Boletim Informativo Nº 9 - Novembro/Dezembro - 2004

A "Cesta de Serviços" dos Bancos e suas Peculiaridades

Um dos serviços oferecidos por alguns bancos é a chamada "cesta de serviços", na qual pagando-se uma determinada tarifa mensal, contrata-se um pacote de produtos e serviços, tais como, 30 cheques compensados, 04 fax-informação, 20 depósitos etc. 

O que ocorre é que, caso o cliente não utilize a totalidade de um dos serviços, mas utilize a mais outro, a íntegra da tarifa é cobrada, mais adicionais. Por exemplo, se no pacote contratado adquire-se 30 cheques compensados, 20 depósitos, mas o cliente não utiliza nenhum dos serviços, mas utiliza 06 fax-informação dos 04 contratados, a tarifa será cobrada normalmente, adicionada dos custos do excedente do serviço não contratado. 

Esta prática pode ser considerada abusiva, pois o banco cobra por um serviço não prestado. Além dos clientes prejudicados, tanto o Ministério Público quanto a Ordem dos Advogados do Brasil poderiam mover uma Ação Civil Pública que obrigasse os bancos a devolverem o excedente das tarifas cobradas por todos os serviços não utilizados, proporcionalmente, eis que configuram enriquecimento sem causa, conforme o art. 884 do Código Civil vigente:"Aquele que, sem justa causa, se enriquecer à custa de outrem, será obrigado a restituir o indevidamente auferido, feita a atualização dos valores monetários". 

A ação civil pública surgiu com a Lei nº 7.347, de 24 de julho de 1985 com o objetivo de apurar a responsabilidade por danos causados ao meio ambiente, ao consumidor, a bens e direitos de valor artístico, estético, histórico, turístico e paisagístico.

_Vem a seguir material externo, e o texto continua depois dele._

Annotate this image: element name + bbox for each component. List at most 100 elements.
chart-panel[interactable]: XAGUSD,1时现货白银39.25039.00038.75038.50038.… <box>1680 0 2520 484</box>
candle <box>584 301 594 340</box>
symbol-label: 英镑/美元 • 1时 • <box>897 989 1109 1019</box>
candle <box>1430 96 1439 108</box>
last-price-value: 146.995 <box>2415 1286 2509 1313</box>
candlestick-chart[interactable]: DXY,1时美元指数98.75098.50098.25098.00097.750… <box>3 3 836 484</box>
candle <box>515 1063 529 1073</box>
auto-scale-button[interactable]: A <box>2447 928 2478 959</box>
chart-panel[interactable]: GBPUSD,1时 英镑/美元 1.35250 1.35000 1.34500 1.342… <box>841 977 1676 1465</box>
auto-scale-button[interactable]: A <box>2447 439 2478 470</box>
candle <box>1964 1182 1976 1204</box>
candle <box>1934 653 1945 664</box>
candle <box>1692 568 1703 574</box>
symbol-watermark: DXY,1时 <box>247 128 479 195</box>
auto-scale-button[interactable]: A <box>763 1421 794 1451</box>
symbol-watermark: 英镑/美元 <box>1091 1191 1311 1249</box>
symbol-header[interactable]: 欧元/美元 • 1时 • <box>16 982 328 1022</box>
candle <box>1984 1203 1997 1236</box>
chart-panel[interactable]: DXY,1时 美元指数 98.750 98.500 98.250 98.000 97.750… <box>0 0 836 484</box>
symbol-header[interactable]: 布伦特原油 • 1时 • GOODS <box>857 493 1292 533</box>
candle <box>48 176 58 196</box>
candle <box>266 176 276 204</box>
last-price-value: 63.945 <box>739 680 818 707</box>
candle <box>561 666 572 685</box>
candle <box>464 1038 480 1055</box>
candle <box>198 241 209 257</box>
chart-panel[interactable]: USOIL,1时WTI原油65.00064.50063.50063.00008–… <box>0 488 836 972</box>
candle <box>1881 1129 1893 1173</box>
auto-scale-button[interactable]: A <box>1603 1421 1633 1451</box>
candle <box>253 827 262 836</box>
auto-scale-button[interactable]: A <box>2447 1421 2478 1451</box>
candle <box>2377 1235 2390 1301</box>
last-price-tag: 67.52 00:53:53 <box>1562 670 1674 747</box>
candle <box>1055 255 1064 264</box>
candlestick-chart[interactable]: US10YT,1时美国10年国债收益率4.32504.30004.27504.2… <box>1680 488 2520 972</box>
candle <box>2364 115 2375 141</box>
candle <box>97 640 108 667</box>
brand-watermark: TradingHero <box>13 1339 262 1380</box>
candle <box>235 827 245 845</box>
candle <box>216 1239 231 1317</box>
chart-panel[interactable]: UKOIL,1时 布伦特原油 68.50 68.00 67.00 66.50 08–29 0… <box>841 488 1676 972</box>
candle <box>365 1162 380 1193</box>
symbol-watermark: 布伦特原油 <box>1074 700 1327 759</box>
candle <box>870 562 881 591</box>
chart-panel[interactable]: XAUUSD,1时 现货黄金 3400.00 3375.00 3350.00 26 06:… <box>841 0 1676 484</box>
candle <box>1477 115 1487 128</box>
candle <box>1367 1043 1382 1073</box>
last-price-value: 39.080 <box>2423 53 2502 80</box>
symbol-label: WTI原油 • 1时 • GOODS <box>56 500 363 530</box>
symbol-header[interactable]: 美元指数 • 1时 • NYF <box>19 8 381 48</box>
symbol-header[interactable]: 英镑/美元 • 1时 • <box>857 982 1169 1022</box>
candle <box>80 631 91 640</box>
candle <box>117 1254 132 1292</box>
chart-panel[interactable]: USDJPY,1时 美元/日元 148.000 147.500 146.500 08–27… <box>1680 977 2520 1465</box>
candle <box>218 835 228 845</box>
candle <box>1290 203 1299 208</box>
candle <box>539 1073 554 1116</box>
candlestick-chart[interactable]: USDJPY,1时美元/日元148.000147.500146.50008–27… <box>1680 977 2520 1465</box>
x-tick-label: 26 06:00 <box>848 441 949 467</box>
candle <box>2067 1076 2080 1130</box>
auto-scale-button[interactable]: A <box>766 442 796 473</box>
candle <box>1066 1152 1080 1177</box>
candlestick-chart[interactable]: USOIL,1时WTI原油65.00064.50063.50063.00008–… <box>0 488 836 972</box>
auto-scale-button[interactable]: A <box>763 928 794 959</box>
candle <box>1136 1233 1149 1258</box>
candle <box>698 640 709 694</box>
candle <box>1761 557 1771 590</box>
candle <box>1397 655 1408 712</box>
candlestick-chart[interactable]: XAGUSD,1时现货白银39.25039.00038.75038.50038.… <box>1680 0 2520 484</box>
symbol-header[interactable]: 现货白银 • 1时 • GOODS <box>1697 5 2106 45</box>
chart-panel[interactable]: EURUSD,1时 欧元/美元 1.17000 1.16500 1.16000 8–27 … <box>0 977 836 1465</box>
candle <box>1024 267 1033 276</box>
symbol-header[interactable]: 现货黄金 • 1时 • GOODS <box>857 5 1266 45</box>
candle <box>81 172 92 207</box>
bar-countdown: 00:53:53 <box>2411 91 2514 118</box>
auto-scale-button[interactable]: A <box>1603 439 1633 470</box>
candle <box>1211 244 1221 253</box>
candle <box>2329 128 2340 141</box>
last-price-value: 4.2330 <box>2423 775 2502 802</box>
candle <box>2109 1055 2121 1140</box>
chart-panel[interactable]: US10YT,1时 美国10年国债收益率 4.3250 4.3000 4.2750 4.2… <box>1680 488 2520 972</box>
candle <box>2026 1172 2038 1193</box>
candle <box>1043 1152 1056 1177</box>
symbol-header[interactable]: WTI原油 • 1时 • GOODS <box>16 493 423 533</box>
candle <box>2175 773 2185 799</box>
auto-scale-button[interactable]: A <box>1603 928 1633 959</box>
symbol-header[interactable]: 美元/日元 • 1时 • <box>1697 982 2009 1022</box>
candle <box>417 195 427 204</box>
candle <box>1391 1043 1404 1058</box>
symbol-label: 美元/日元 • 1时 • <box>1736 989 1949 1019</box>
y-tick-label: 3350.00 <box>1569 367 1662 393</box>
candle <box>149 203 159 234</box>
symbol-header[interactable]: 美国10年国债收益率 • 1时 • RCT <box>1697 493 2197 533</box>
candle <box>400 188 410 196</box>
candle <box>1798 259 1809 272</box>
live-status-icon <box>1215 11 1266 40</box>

Posteriormente, com a promulgação da Lei nº 8.078/90- o Código do Consumidor - passou a ação civil pública a tutelar, também, outros interesses difusos e coletivos. 

Ao contrário do que os bancos dizem, é importante lembrar que nem sempre a cesta é vantajosa: o consumidor deve fazer as contas e ver se não sai mais barato pagar cada serviço que utiliza. Ele é prejudicado pela falta de informação sobre os serviços contratados e as tarifas, e freqüentemente é surpreendido pela alteração unilateral do contrato – por exemplo, quando o banco muda a cesta de serviços sem contato prévio e sem o consentimento do cliente. 

Mas o consumidor prejudicado não deve ficar parado. Deve procurar os órgãos de defesa do consumidor, os juizados especiais cíveis e a justiça comum para fazer valer seus direitos.